[A Popular History of France From The Earliest Times by Francois Pierre Guillaume Guizot]@TWC D-Link bookA Popular History of France From The Earliest Times CHAPTER XLVI 30/47
"The achievements of the Romans which have earned them so much fame show nothing comparable to what has been done here," he exclaimed; "they formerly levelled mountains in order to make highroads, but here more than four hundred have been swept away; in the place where all those sand-banks were there is now to be seen nothing but one great meadow.

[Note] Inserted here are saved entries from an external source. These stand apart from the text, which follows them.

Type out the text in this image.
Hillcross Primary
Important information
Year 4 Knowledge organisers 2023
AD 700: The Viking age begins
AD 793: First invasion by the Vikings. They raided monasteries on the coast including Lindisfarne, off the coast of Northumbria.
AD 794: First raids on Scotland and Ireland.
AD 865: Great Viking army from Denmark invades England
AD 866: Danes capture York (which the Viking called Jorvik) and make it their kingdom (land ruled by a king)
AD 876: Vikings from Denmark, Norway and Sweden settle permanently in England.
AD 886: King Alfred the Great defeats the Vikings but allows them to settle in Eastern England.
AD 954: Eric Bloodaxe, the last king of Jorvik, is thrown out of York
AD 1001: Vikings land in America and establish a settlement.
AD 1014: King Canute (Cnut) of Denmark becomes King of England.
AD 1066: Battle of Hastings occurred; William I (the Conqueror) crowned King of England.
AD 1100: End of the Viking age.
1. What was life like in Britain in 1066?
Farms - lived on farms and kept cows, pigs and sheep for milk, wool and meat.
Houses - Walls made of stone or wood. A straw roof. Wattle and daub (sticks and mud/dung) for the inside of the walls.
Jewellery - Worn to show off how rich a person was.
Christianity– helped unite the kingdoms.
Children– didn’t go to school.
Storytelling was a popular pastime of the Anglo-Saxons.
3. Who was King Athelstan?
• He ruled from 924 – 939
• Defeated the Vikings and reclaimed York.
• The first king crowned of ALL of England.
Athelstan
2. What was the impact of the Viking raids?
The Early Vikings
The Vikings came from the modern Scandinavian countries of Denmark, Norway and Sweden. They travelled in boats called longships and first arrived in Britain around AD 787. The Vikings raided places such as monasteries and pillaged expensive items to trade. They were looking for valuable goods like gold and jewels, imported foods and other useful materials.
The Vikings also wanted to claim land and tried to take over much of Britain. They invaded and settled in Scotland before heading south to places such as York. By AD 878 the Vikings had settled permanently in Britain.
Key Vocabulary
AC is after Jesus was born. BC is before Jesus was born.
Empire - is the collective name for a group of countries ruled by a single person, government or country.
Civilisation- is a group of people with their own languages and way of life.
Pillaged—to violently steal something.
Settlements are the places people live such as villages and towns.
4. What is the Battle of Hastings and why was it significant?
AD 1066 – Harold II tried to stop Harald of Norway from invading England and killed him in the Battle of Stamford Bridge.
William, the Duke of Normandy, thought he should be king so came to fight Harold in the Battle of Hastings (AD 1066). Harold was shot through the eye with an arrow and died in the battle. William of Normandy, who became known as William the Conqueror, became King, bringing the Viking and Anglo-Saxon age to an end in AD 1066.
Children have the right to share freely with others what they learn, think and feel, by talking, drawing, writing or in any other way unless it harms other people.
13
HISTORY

The English and the Dutch often send people hither to see if all they have been told is true; they all go back full of admiration at the success of the work and the greatness of the master who took it in hand." It was this admiration and this dangerous greatness which suggested to the English their demands touching Dunkerque during the negotiations for the peace of Utrecht. The honesty and moral worth of Vauban equalled his genius; he was as high-minded as he was modest; evil reports had been spread about concerning the contractors for the fortifications of Lille.
Vauban demanded an inquiry.
"You are quite right in thinking, my lord," he wrote to Louvois, to whom he was united by a sincere and faithful friendship, "that, if you do not examine into this affair, you cannot do me justice, and, if you do it me not, that would be compelling me to seek means of doing it myself, and of giving up forever fortification and all its concomitants.
Examine, then, boldly and severely; away with all tender feeling, for I dare plainly tell you that in a question of strictest honesty and sincere fidelity I fear neither the king, nor you, nor all the human race together.